You would like to find the most uninformative distribution possible that matches your data (or some aspects of your data). This way, you are making the least assumptions about the nature of the random process generating the data.
Consider that the most informative one is probably going to overfit the data.
Here is an example: Suppose I have iid data $(X_1,X_2,\dots,X_n) = (0,1,0,1,1,2,1,0,0)$ from a distribution on a 3-letter alphabet $\{0,1,2\}$. Let $p_i$ be the probability of observing $i=0,1,2$ from this distribution. Suppose that I want to pick a distribution (equivalently vector $(p_0,p_1,p_2)$) whose mean matches the observed sample mean $\bar X = \frac1n \sum_{i=1}^n X_i$.

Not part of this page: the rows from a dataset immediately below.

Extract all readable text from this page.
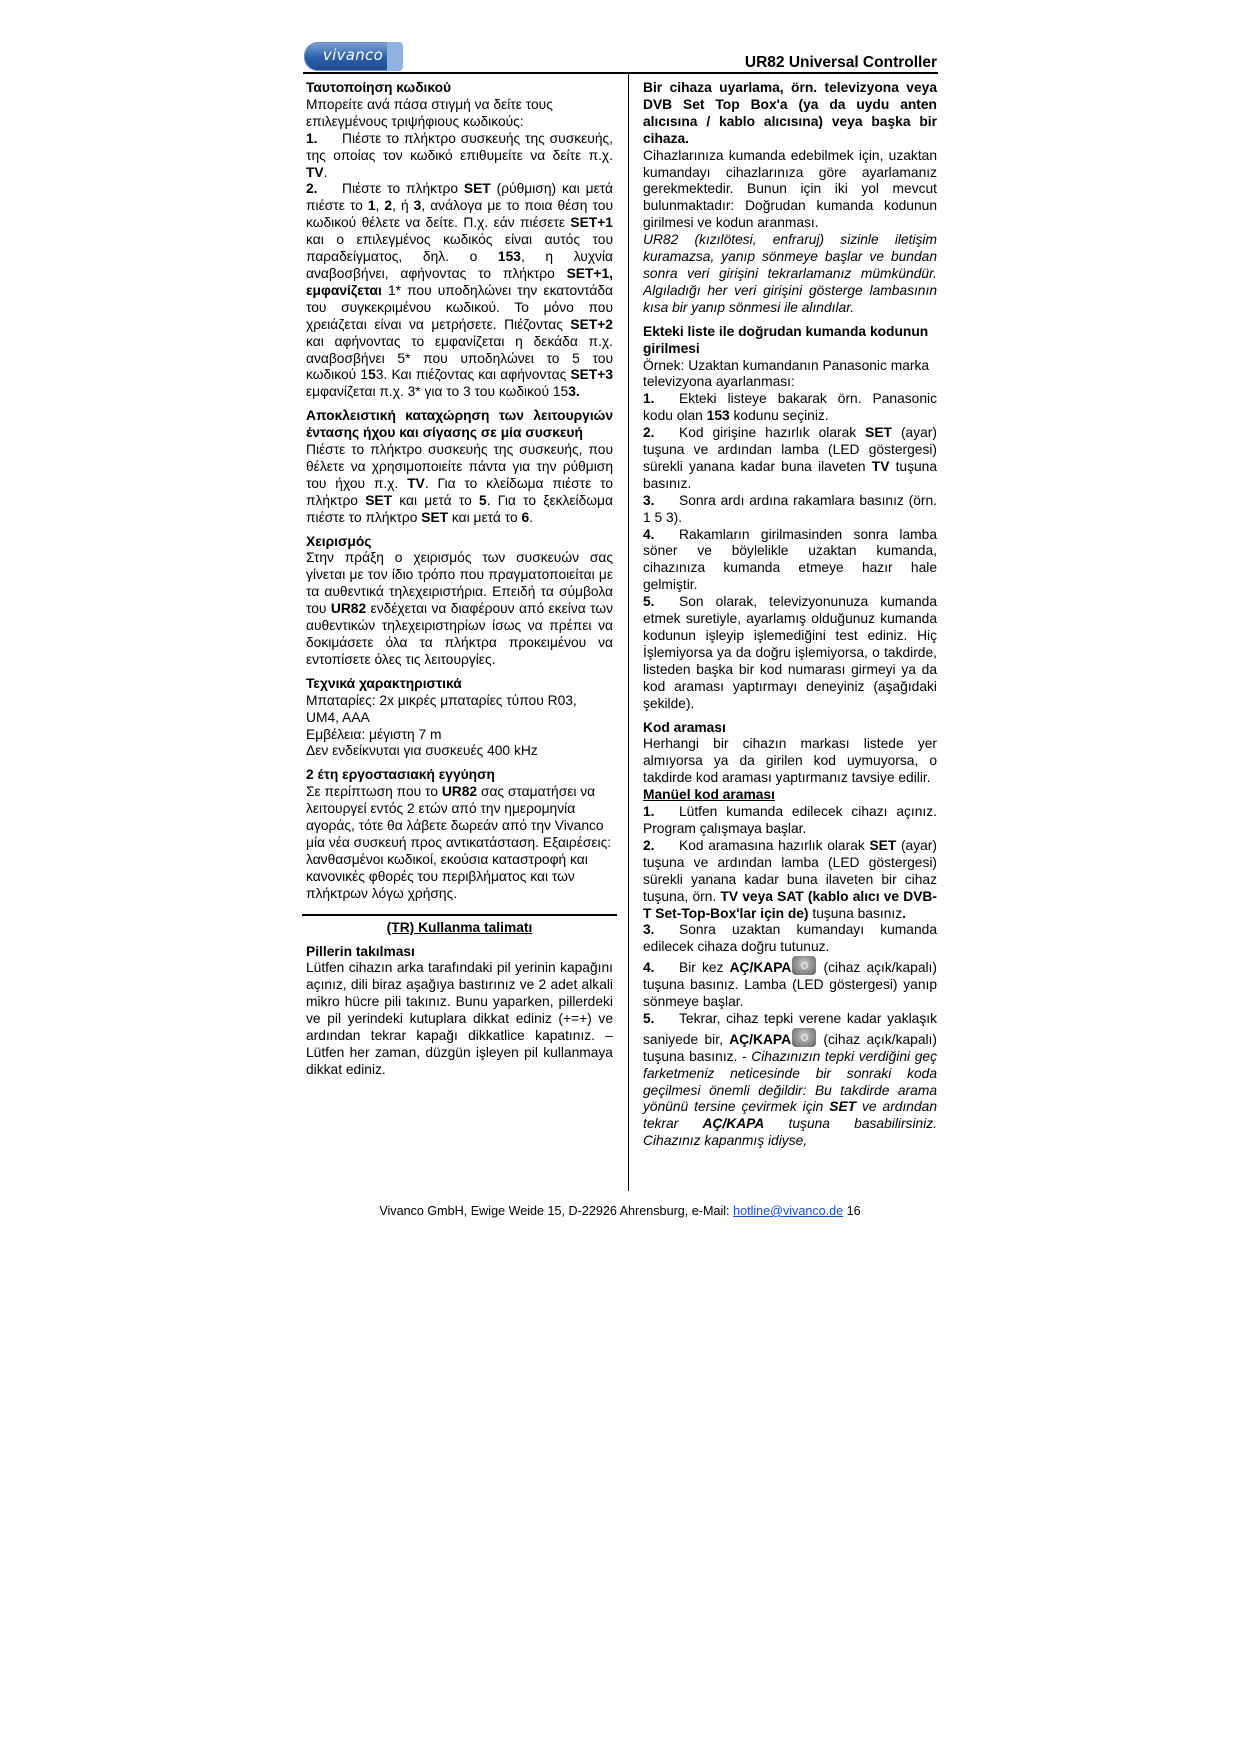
vivanco	UR82 Universal Controller

Ταυτοποίηση κωδικού

Μπορείτε ανά πάσα στιγμή να δείτε τους επιλεγμένους τριψήφιους κωδικούς:

1. Πιέστε το πλήκτρο συσκευής της συσκευής, της οποίας τον κωδικό επιθυμείτε να δείτε π.χ. TV.

2. Πιέστε το πλήκτρο SET (ρύθμιση) και μετά πιέστε το 1, 2, ή 3, ανάλογα με το ποια θέση του κωδικού θέλετε να δείτε. Π.χ. εάν πιέσετε SET+1 και ο επιλεγμένος κωδικός είναι αυτός του παραδείγματος, δηλ. ο 153, η λυχνία αναβοσβήνει, αφήνοντας το πλήκτρο SET+1, εμφανίζεται 1* που υποδηλώνει την εκατοντάδα του συγκεκριμένου κωδικού. Το μόνο που χρειάζεται είναι να μετρήσετε. Πιέζοντας SET+2 και αφήνοντας το εμφανίζεται η δεκάδα π.χ. αναβοσβήνει 5* που υποδηλώνει το 5 του κωδικού 153. Και πιέζοντας και αφήνοντας SET+3 εμφανίζεται π.χ. 3* για το 3 του κωδικού 153.

Αποκλειστική καταχώρηση των λειτουργιών έντασης ήχου και σίγασης σε μία συσκευή

Πιέστε το πλήκτρο συσκευής της συσκευής, που θέλετε να χρησιμοποιείτε πάντα για την ρύθμιση του ήχου π.χ. TV. Για το κλείδωμα πιέστε το πλήκτρο SET και μετά το 5. Για το ξεκλείδωμα πιέστε το πλήκτρο SET και μετά το 6.

Χειρισμός

Στην πράξη ο χειρισμός των συσκευών σας γίνεται με τον ίδιο τρόπο που πραγματοποιείται με τα αυθεντικά τηλεχειριστήρια. Επειδή τα σύμβολα του UR82 ενδέχεται να διαφέρουν από εκείνα των αυθεντικών τηλεχειριστηρίων ίσως να πρέπει να δοκιμάσετε όλα τα πλήκτρα προκειμένου να εντοπίσετε όλες τις λειτουργίες.

Τεχνικά χαρακτηριστικά

Μπαταρίες: 2x μικρές μπαταρίες τύπου R03, UM4, AAA

Εμβέλεια: μέγιστη 7 m

Δεν ενδείκνυται για συσκευές 400 kHz

2 έτη εργοστασιακή εγγύηση

Σε περίπτωση που το UR82 σας σταματήσει να λειτουργεί εντός 2 ετών από την ημερομηνία αγοράς, τότε θα λάβετε δωρεάν από την Vivanco μία νέα συσκευή προς αντικατάσταση. Εξαιρέσεις: λανθασμένοι κωδικοί, εκούσια καταστροφή και κανονικές φθορές του περιβλήματος και των πλήκτρων λόγω χρήσης.

(TR) Kullanma talimatı

Pillerin takılması

Lütfen cihazın arka tarafındaki pil yerinin kapağını açınız, dili biraz aşağıya bastırınız ve 2 adet alkali mikro hücre pili takınız. Bunu yaparken, pillerdeki ve pil yerindeki kutuplara dikkat ediniz (+=+) ve ardından tekrar kapağı dikkatlice kapatınız. – Lütfen her zaman, düzgün işleyen pil kullanmaya dikkat ediniz.

Bir cihaza uyarlama, örn. televizyona veya DVB Set Top Box'a (ya da uydu anten alıcısına / kablo alıcısına) veya başka bir cihaza.

Cihazlarınıza kumanda edebilmek için, uzaktan kumandayı cihazlarınıza göre ayarlamanız gerekmektedir. Bunun için iki yol mevcut bulunmaktadır: Doğrudan kumanda kodunun girilmesi ve kodun aranması.

UR82 (kızılötesi, enfraruj) sizinle iletişim kuramazsa, yanıp sönmeye başlar ve bundan sonra veri girişini tekrarlamanız mümkündür. Algıladığı her veri girişini gösterge lambasının kısa bir yanıp sönmesi ile alındılar.

Ekteki liste ile doğrudan kumanda kodunun girilmesi

Örnek: Uzaktan kumandanın Panasonic marka televizyona ayarlanması:

1. Ekteki listeye bakarak örn. Panasonic kodu olan 153 kodunu seçiniz.

2. Kod girişine hazırlık olarak SET (ayar) tuşuna ve ardından lamba (LED göstergesi) sürekli yanana kadar buna ilaveten TV tuşuna basınız.

3. Sonra ardı ardına rakamlara basınız (örn. 1 5 3).

4. Rakamların girilmasinden sonra lamba söner ve böylelikle uzaktan kumanda, cihazınıza kumanda etmeye hazır hale gelmiştir.

5. Son olarak, televizyonunuza kumanda etmek suretiyle, ayarlamış olduğunuz kumanda kodunun işleyip işlemediğini test ediniz. Hiç İşlemiyorsa ya da doğru işlemiyorsa, o takdirde, listeden başka bir kod numarası girmeyi ya da kod araması yaptırmayı deneyiniz (aşağıdaki şekilde).

Kod araması

Herhangi bir cihazın markası listede yer almıyorsa ya da girilen kod uymuyorsa, o takdirde kod araması yaptırmanız tavsiye edilir.

Manüel kod araması

1. Lütfen kumanda edilecek cihazı açınız. Program çalışmaya başlar.

2. Kod aramasına hazırlık olarak SET (ayar) tuşuna ve ardından lamba (LED göstergesi) sürekli yanana kadar buna ilaveten bir cihaz tuşuna, örn. TV veya SAT (kablo alıcı ve DVB-T Set-Top-Box'lar için de) tuşuna basınız.

3. Sonra uzaktan kumandayı kumanda edilecek cihaza doğru tutunuz.

4. Bir kez AÇ/KAPA (cihaz açık/kapalı) tuşuna basınız. Lamba (LED göstergesi) yanıp sönmeye başlar.

5. Tekrar, cihaz tepki verene kadar yaklaşık saniyede bir, AÇ/KAPA (cihaz açık/kapalı) tuşuna basınız. - Cihazınızın tepki verdiğini geç farketmeniz neticesinde bir sonraki koda geçilmesi önemli değildir: Bu takdirde arama yönünü tersine çevirmek için SET ve ardından tekrar AÇ/KAPA tuşuna basabilirsiniz. Cihazınız kapanmış idiyse,

Vivanco GmbH, Ewige Weide 15, D-22926 Ahrensburg, e-Mail: hotline@vivanco.de 16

The maximum entropy principle solves the following problem
$$
\max_{p} -\sum_{i=0}^n p_i \log p_i, \; \quad \text{subject to}\quad 0 p_0 + 1p_1 + 2p_2 = \bar x
$$
and that $p$ is a probability vector: $\sum_i p_i = 1$ and $p_i \ge 0$ for $i=0,1,2$. Entropy is a concave function and maximizing it over a convex region (usually) leads to to some $p$ from the interior of the region. On the other hand minimizing the entropy, a concave function, gives you one of the extreme points, i.e., one of $(1-\bar x,\bar x,0)$ or $(1-\frac12 \bar x,0,\frac12\bar x)$ which are less random distributions, putting all the mass on two of the letters out of three. (I will leave the details to you to figure out. You can eliminate $p_0$ and try to plot the feasible region in $p_1$-$p_2$ plane.) Which of these two extreme points is the solution (seems to be) determined by which of $\bar x/2$ or $\bar x$ is closer to $1/2$. For example if $\bar x = 0.6$, then $\bar x$ is closer to $1/2$ than $\bar x/2$, hence the solution will be $(0.4,0.6,0)$, i.e., you will put all the mass on $\{0,1\}$ even if you have observed some $2$s among your sample.

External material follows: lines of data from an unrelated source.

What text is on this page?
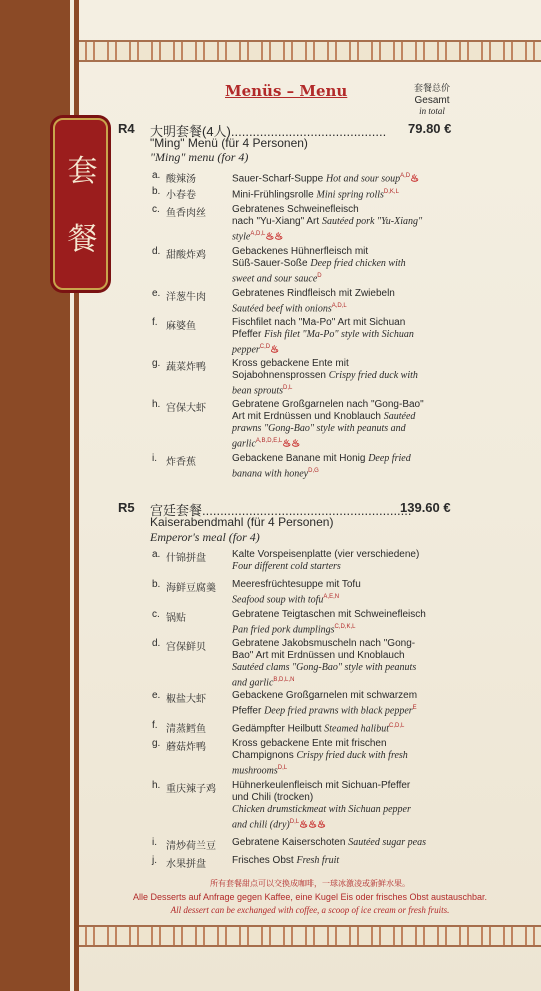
套
餐
Menüs – Menu	套餐总价
Gesamt
in total
R4 大明套餐(4人)........................................... 79.80 €
"Ming" Menü (für 4 Personen)
"Ming" menu (for 4)
a. 酸辣汤	Sauer-Scharf-Suppe Hot and sour soup$^{A,D}$♨
b. 小春卷	Mini-Frühlingsrolle Mini spring rolls$^{D,K,L}$
c. 鱼香肉丝	Gebratenes Schweinefleisch
nach "Yu-Xiang" Art Sautéed pork "Yu-Xiang"
style$^{A,D,L}$♨♨
d. 甜酸炸鸡	Gebackenes Hühnerfleisch mit
Süß-Sauer-Soße Deep fried chicken with
sweet and sour sauce$^D$
e. 洋葱牛肉	Gebratenes Rindfleisch mit Zwiebeln
Sautéed beef with onions$^{A,D,L}$
f. 麻婆鱼	Fischfilet nach "Ma-Po" Art mit Sichuan
Pfeffer Fish filet "Ma-Po" style with Sichuan
pepper$^{C,D}$♨
g. 蔬菜炸鸭	Kross gebackene Ente mit
Sojabohnensprossen Crispy fried duck with
bean sprouts$^{D,L}$
h. 宫保大虾	Gebratene Großgarnelen nach "Gong-Bao"
Art mit Erdnüssen und Knoblauch Sautéed
prawns "Gong-Bao" style with peanuts and
garlic$^{A,B,D,E,L}$♨♨
i. 炸香蕉	Gebackene Banane mit Honig Deep fried
banana with honey$^{D,G}$
R5 宫廷套餐..........................................................
139.60 €
Kaiserabendmahl (für 4 Personen)
Emperor's meal (for 4)
a. 什锦拼盘	Kalte Vorspeisenplatte (vier verschiedene)
Four different cold starters
b. 海鲜豆腐羹 Meeresfrüchtesuppe mit Tofu
Seafood soup with tofu$^{A,E,N}$
c. 锅贴	Gebratene Teigtaschen mit Schweinefleisch
Pan fried pork dumplings$^{C,D,K,L}$
d. 宫保鲜贝	Gebratene Jakobsmuscheln nach "Gong-
Bao" Art mit Erdnüssen und Knoblauch
Sautéed clams "Gong-Bao" style with peanuts
and garlic$^{B,D,L,N}$
e. 椒盐大虾	Gebackene Großgarnelen mit schwarzem
Pfeffer Deep fried prawns with black pepper$^E$
f. 清蒸鳕鱼	Gedämpfter Heilbutt Steamed halibut$^{C,D,L}$
g. 蘑菇炸鸭	Kross gebackene Ente mit frischen
Champignons Crispy fried duck with fresh
mushrooms$^{D,L}$
h. 重庆辣子鸡 Hühnerkeulenfleisch mit Sichuan-Pfeffer
und Chili (trocken)
Chicken drumstickmeat with Sichuan pepper
and chili (dry)$^{D,L}$♨♨♨
i. 清炒荷兰豆 Gebratene Kaiserschoten Sautéed sugar peas
j. 水果拼盘	Frisches Obst Fresh fruit
所有套餐甜点可以交换成咖啡，一球冰激凌或新鲜水果。
Alle Desserts auf Anfrage gegen Kaffee, eine Kugel Eis oder frisches Obst austauschbar.
All dessert can be exchanged with coffee, a scoop of ice cream or fresh fruits.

Without any data constraint, i.e., removing $0p_0 + 1p_1 + 2p_2 = \bar x$ maximizing the entropy gives you the uniform distribution $(1/3,1/3,1/3)$ while minimizing it gives you one of the deterministic distributions $(1,0,0)$, $(0,1,0)$ or $(0,0,1)$. A uniform prior before you see any data is better than assuming a priori with certainty that one of the letters is always coming up.